The study results, published in the journal Psychological Science, indicate that women players are not affected by negative stereotypes about their chess abilities during competition games.
According to the researchers, data from 1,60,000 ranked chess players and more than five million chess matches suggests that women playing against men perform better than expected based on their official chess ratings.
"The news is good for female chess players, of whom there are exploding numbers. Although discrimination is real and pervasive, women playing tournament chess do not seem to be at a disadvantage when paired with men," said the co-author of the study, Tom Stafford from the University of Sheffield.
To investigate this phenomenon, researchers analysed data from standard tournament chess games played between rated players from January 2008 through August 2015.
The rating system continuously incorporates game outcomes to update players' ratings. These ratings can be used to predict who will win in a match between any two players, the researcher said.
In total, the analyses included data from 1,50,977 men and 16,158 women playing in 55,58,110 games.

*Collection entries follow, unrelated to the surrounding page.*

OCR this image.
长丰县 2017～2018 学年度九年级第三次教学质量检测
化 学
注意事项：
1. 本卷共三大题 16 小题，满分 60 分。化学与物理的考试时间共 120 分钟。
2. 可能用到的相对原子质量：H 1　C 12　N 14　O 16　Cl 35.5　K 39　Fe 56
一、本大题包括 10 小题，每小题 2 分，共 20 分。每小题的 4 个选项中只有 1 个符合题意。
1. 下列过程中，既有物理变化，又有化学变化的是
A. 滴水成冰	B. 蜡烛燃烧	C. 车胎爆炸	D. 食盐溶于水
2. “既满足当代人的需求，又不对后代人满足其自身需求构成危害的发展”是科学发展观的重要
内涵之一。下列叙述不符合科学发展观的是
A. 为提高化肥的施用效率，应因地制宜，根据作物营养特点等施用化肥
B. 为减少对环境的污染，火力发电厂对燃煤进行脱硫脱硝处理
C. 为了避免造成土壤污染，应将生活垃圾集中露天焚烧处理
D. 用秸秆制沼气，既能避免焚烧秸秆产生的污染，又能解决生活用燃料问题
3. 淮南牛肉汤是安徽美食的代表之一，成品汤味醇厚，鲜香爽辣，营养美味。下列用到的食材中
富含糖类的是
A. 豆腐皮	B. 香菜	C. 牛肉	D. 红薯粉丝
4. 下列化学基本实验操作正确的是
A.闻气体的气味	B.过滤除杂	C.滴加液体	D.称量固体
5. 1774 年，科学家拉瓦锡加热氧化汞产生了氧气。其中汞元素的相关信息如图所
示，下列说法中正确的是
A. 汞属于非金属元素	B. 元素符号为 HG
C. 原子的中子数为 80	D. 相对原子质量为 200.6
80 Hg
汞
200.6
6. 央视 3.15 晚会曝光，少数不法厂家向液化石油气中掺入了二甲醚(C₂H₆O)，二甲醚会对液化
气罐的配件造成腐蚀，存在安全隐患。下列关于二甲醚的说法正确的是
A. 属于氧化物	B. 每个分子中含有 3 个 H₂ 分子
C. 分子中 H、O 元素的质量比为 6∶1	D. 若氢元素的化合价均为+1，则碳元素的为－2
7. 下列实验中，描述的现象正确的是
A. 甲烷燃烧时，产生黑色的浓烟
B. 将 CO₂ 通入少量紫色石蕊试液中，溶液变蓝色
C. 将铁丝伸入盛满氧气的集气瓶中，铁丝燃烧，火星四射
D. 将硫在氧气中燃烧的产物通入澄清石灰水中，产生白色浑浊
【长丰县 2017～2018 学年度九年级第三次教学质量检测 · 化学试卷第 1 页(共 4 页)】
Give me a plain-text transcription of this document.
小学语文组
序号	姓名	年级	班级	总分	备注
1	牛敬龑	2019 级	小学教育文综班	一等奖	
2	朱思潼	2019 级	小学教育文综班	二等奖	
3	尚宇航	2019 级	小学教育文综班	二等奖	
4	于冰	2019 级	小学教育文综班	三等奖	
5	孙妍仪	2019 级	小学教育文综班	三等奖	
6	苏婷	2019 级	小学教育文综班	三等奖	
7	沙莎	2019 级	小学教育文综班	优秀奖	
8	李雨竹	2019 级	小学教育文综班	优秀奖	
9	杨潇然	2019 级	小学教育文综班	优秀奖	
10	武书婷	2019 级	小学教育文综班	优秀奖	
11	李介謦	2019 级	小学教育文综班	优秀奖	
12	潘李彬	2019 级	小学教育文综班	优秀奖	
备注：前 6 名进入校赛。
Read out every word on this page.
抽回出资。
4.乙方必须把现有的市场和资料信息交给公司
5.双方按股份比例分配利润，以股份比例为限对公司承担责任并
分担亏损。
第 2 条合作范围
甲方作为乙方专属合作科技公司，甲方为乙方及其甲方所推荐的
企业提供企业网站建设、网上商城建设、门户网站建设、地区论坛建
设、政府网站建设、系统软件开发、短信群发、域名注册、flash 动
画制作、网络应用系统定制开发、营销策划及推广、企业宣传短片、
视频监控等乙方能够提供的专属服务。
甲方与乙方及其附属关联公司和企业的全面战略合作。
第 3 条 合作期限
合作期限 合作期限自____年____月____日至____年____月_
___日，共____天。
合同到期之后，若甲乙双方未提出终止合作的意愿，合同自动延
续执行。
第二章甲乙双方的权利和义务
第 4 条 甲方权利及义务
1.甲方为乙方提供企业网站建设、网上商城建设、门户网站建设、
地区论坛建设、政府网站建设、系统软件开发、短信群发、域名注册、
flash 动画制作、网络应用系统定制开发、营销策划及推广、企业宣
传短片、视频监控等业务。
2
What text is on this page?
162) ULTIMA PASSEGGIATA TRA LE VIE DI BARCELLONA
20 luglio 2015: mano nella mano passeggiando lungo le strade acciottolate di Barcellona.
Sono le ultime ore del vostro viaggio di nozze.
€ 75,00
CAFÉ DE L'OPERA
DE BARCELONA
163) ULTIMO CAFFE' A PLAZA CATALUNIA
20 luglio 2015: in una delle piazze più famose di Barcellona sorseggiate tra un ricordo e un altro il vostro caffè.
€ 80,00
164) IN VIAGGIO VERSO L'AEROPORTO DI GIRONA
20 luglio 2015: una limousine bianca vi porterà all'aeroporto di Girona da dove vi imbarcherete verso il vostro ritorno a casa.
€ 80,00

Overall, men had a slightly higher average FIDE rating than women. But the game outcomes indicated that women won matches against men more often than would have been predicted given each player's rating. This pattern held across the whole range of rating differences.
In other words, women outperformed expectations when playing a man compared with when they played against other women, a finding that runs contrary to the negative effect that one would expect as a result of stereotype threat.
"These findings show that even famous psychological phenomena may not be present all the time. Factors other than stereotype threat appear to be more important in determining men and women's tournament chess performance," Stafford noted.